Entrevista com Kelly Baxter, presidente do Conselho de Administração da Tostan e membro do Conselho de Administração da Tostan Canada
O que o motivou a tornar-se um líder?
Acho que nunca me senti tão motivado para me tornar um líder quanto para fazer a diferença — para me envolver em causas nas quais pudesse dar um contributo significativo. No entanto, ao longo dos muitos anos em que tenho estado envolvido em iniciativas de mudança social, muitas vezes dei por mim em posições de liderança. E acho que a razão pela qual acabei por chegar lá é porque sou apaixonado pelas causas que são importantes para mim, como a Tostan. Trabalho arduamente e adoro reunir pessoas para, juntos, conseguirmos fazer mais do que qualquer um de nós conseguiria sozinho. Para mim, liderança tem realmente a ver com capacitar os outros para darem o seu melhor.
Qual considera que é o principal obstáculo para as mulheres e as raparigas no exercício de funções de liderança?
Penso que um dos maiores obstáculos para as mulheres e as raparigas é a falta de oportunidades. Tive a sorte de crescer numa família em que ambos os meus pais me incentivaram a seguir os meus sonhos. Ambos acreditavam nas minhas capacidades e reforçaram em mim a convicção de que eu poderia fazer ou ser tudo o que quisesse. Tive o privilégio de frequentar uma boa escola, onde não só aprendi, mas também desenvolvi autoconfiança e encontrei a minha voz. Para que as mulheres e as raparigas tenham a oportunidade de liderar, precisam de poder exercer os seus direitos de expressar as suas opiniões, de participar e de trabalhar. Precisam de ser incluídas na tomada de decisões e tratadas como iguais, para que a sua capacidade de liderança tenha a oportunidade de crescer e florescer.
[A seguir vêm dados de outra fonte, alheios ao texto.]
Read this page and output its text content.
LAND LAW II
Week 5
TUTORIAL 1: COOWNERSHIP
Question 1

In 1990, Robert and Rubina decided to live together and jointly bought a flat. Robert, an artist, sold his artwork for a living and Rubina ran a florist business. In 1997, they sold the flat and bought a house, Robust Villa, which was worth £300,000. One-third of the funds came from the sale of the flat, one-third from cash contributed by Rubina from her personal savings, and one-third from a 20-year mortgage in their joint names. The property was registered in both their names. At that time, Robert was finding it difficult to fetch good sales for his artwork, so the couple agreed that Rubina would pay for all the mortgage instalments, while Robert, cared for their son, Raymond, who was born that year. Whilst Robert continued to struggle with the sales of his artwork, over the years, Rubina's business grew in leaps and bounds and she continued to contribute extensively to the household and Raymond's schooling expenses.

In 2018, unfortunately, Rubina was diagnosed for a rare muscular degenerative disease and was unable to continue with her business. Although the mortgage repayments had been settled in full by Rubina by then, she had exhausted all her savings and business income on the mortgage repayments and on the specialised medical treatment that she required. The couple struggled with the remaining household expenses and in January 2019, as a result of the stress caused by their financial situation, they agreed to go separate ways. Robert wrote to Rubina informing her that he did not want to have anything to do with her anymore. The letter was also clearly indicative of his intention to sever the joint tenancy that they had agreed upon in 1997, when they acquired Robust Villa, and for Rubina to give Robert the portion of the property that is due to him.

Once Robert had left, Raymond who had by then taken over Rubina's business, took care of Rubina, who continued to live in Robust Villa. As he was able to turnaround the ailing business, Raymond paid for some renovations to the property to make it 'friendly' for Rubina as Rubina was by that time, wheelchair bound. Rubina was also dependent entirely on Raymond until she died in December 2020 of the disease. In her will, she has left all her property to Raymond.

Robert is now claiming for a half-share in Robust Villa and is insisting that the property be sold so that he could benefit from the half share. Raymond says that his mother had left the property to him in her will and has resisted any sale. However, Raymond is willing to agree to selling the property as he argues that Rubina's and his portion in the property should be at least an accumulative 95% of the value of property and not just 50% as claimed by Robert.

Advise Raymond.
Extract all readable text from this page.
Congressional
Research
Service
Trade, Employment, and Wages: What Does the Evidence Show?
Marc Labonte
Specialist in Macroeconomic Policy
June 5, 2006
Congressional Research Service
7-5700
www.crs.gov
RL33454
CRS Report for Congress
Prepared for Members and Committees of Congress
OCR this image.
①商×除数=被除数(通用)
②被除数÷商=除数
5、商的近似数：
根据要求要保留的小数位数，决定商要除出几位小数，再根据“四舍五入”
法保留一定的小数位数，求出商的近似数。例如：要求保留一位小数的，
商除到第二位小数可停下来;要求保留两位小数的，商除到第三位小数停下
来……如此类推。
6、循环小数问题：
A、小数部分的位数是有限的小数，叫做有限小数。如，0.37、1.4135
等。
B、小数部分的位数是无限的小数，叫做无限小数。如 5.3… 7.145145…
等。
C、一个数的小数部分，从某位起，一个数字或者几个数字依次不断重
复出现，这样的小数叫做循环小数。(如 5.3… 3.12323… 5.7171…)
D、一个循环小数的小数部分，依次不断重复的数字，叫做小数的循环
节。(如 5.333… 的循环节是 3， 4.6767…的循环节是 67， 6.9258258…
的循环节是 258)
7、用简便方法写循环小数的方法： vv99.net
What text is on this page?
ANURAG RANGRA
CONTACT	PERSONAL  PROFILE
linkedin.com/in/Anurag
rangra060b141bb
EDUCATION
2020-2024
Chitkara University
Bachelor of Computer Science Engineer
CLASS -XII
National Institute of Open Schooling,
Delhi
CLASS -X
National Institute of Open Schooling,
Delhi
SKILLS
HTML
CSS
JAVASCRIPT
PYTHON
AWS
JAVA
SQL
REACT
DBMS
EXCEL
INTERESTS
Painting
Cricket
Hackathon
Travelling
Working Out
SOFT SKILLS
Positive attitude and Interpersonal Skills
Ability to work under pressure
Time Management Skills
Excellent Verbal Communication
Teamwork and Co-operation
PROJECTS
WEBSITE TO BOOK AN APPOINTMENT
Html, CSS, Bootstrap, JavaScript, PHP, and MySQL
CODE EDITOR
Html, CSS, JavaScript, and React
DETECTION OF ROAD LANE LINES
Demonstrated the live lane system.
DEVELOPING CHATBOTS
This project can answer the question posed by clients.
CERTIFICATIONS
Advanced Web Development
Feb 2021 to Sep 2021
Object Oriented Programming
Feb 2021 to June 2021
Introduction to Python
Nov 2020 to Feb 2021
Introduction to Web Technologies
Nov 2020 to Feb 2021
Como podem as mulheres ajudar outras mulheres a alcançar os seus objetivos?
Enquanto mulheres, precisamos de continuar a acelerar os progressos rumo à igualdade de género, para que mais mulheres possam concretizar o seu potencial de liderança. Enquanto sociedade global, precisamos de aumentar o nosso investimento nas mulheres. Atualmente, menos de 2% das doações filantrópicas são destinadas a organizações que promovem a igualdade de género.
Sempre acreditei firmemente que as mulheres podem apoiar-se mutuamente. As mulheres podem apoiar outras mulheres defendendo um mundo com igualdade de género, defendendo os direitos humanos que todos partilhamos e criando mais oportunidades para que as mulheres assumam papéis de liderança e alcancem os seus objetivos.
Que conselho daria à próxima geração de líderes?
Kelly Baxter, Presidente do Conselho de AdministraçãoO meu conselho para a próxima geração de líderes seria: sejam corajosos e assumam a vossa liderança, encontrem a vossa voz e sigam as vossas paixões, não tenham medo de pedir ajuda quando precisarem e sejam fiéis aos vossos próprios valores. E lembrem-se de que liderança não tem a ver com estar no comando, mas sim com tirar o melhor dos outros.